Flags of Unsung Countries charts Liz Ikiriko's journey to understand her late father's experiences as an African immigrant living in the Canadian prairies. Documenting places in Nigeria and Canada that hold meaning for the artist and her father, Ikiriko traces similar geographical shifts as those separated from their  ancestral homelands. Ideas about family, home, and belonging are expressed through the images and objects in the installation. Boundaries between past and present are reimagined.


This exhibition asks several questions. What is required of a home? Do we choose to belong or does belonging choose us?


Essay by Nehal El-Hadi


The diaspora is a place of no fixed location, no solid earth. Belonging, for the immigrant, is predicated on the surrender of home. The departure or flight, the moving away from home, means that the immigrant’s demands for belonging are undermined by previous choices or rejections. What right does the immigrant have to an elsewhere? Our relationship to belonging is tenuous at the best of times. The slow and continuous loss of memory, legacy, ritual is the constant bleeding once the pound of flesh is paid.


Memorialising is an insistence on something more than survival, more than the acknowledgment of existence. Rituals of remembrance are an adaptation strategy, a necessary evolution—a way to manage the need for belonging contrasted with the desire for homeland.


In her doctoral dissertation, English professor Karina Vernon writes that “the struggle for memory against the willful forgetting of black history at once constitutes and conserves the poetics of the black prairies.” Here, in Liz Ikiriko’s Flags of Unsung Countries, this struggle for memory produces a visual poetics constituted through gathered objects, recollections, and re-presentations of a Black woman in—and also of—the prairies. Of a daughter’s lived experiences and memories contending with the variegated absences of her late father. Of landscapes and language.


In one photograph, Ikiriko sits in the backyard of a nondescript home in Saskatoon, surrounded by the eerie light of a solar eclipse, having collected her father’s ashes. This is a pivotal moment in Ikiriko’s transformative journey: this is when and where the personal, intrinsic value of belonging is revealed through a new understanding of togetherness. The tropology of Ikiriko’s imagery reveals an uncanny commentary on home and family, disrupting an assumed familiarity in several ways. First, through the personal objects turned totems by the literal quest for her father’s home, and by arranging and documenting these fragments of ritual, whether family photograph or handwoven cloth. Second, by foregrounding Saskatchewan as site, Ikiriko challenges the “willful forgetting” of a particular Black Canadian experience.

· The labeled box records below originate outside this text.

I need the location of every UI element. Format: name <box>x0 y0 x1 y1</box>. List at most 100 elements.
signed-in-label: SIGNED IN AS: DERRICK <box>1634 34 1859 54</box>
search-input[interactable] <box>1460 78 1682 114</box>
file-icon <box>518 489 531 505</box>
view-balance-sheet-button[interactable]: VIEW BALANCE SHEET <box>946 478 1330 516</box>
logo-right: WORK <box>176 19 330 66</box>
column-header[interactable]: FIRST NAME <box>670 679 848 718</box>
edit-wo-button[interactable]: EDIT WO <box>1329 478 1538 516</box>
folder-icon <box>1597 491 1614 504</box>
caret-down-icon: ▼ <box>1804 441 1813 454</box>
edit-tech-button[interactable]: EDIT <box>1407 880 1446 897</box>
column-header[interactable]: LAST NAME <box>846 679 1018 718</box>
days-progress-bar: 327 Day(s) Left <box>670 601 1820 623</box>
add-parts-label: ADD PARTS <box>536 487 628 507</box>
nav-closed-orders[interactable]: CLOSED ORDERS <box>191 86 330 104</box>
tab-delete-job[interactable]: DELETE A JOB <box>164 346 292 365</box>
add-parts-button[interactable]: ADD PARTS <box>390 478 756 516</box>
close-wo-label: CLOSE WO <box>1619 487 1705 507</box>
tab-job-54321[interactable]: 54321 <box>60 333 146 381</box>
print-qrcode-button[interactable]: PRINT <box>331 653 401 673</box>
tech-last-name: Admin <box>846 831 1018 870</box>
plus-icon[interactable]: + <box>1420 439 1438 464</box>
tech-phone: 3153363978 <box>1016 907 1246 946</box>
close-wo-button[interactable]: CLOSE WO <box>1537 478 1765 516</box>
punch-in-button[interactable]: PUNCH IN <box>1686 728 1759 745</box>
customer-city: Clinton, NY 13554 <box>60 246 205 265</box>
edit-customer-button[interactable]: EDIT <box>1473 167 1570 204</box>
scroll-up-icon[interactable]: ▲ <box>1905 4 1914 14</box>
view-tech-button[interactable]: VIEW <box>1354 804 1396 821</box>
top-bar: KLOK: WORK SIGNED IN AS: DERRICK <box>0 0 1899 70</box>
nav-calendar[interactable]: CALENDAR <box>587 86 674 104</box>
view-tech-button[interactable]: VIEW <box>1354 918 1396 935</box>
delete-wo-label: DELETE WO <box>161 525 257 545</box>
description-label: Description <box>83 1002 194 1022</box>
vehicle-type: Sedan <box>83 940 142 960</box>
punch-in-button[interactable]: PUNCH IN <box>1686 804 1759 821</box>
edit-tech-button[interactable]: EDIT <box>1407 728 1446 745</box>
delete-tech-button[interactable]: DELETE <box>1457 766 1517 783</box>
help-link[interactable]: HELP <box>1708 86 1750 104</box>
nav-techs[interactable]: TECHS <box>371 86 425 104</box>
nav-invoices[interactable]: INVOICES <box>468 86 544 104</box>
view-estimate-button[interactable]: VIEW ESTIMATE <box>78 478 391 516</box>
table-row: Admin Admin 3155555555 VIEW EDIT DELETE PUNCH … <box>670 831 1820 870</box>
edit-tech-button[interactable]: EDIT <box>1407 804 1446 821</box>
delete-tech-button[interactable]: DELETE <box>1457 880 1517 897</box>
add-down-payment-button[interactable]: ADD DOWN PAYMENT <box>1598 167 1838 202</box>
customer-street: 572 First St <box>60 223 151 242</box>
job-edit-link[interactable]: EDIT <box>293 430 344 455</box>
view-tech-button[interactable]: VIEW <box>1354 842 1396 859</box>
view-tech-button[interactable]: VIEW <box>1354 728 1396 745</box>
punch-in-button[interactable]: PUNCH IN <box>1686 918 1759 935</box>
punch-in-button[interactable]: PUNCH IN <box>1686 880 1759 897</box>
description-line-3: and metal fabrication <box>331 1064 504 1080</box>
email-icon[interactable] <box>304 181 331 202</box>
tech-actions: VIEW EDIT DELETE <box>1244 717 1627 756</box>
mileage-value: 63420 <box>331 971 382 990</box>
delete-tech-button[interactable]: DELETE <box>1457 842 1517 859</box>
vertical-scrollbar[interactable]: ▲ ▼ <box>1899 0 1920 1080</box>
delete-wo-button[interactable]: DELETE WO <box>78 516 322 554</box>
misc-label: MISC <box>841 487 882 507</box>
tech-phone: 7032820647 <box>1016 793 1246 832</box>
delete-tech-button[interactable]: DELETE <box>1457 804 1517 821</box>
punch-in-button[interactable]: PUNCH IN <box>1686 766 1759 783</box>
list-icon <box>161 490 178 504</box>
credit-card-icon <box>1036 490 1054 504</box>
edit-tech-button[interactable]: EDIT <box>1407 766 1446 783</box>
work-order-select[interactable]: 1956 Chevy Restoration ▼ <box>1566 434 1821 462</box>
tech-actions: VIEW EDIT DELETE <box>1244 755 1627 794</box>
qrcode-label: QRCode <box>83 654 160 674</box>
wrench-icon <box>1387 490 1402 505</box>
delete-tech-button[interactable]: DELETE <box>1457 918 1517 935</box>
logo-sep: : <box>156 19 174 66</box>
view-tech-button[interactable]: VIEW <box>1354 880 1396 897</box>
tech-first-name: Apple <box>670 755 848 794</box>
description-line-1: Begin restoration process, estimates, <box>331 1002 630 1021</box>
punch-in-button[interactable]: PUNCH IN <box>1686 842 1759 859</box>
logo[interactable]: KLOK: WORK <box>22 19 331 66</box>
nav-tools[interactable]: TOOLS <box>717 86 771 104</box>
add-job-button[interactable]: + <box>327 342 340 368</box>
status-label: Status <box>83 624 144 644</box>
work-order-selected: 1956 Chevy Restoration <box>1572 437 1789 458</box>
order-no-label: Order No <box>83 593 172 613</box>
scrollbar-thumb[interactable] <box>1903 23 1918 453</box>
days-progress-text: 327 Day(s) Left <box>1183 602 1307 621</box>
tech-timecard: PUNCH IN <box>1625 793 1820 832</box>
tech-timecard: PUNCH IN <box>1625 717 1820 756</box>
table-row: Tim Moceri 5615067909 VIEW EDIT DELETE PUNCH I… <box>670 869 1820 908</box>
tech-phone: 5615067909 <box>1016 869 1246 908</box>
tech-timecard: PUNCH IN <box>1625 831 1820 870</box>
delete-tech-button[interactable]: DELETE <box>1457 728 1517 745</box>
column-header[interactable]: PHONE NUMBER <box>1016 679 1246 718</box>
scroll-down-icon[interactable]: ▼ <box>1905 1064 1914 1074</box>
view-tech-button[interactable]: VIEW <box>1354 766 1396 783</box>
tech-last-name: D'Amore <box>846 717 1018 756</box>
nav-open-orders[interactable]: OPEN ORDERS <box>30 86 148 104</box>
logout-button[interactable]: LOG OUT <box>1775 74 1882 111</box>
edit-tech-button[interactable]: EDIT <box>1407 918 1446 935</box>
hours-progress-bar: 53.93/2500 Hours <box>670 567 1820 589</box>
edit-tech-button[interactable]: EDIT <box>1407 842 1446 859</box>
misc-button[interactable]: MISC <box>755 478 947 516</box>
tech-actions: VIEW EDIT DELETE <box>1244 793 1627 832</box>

And related to this, through the lens of personal memory, Ikiriko presents together Nigerian and Canadian backdrops, reminding the viewer that both of these landscapes—along with their histories—are reflected in the topography of her own person.


Immigrant nostalgia is the wellspring from which the desire for a homeland is watered. Ikiriko’s cousin, the poet Ibiwari Ikiriko, writes in “Baseless Compass”: “Hope leaks out/From our insides/Leaving us empty/As a basket of water.” This kenophobia finds a suitable backdrop in the massive, empty skies of the prairies that induce a compulsive need to insist on the Black life in and belonging to Saskatchewan. At the same time, it is this massive expanse of sky that contain the possibility of eventual belonging if not to a place, then to a time, as the poet Daniel Scott Tysdal points out, “The sky is not a shape but a duration.”


In Flags of Unsung Countries, the struggle for memory generates its own testimonies.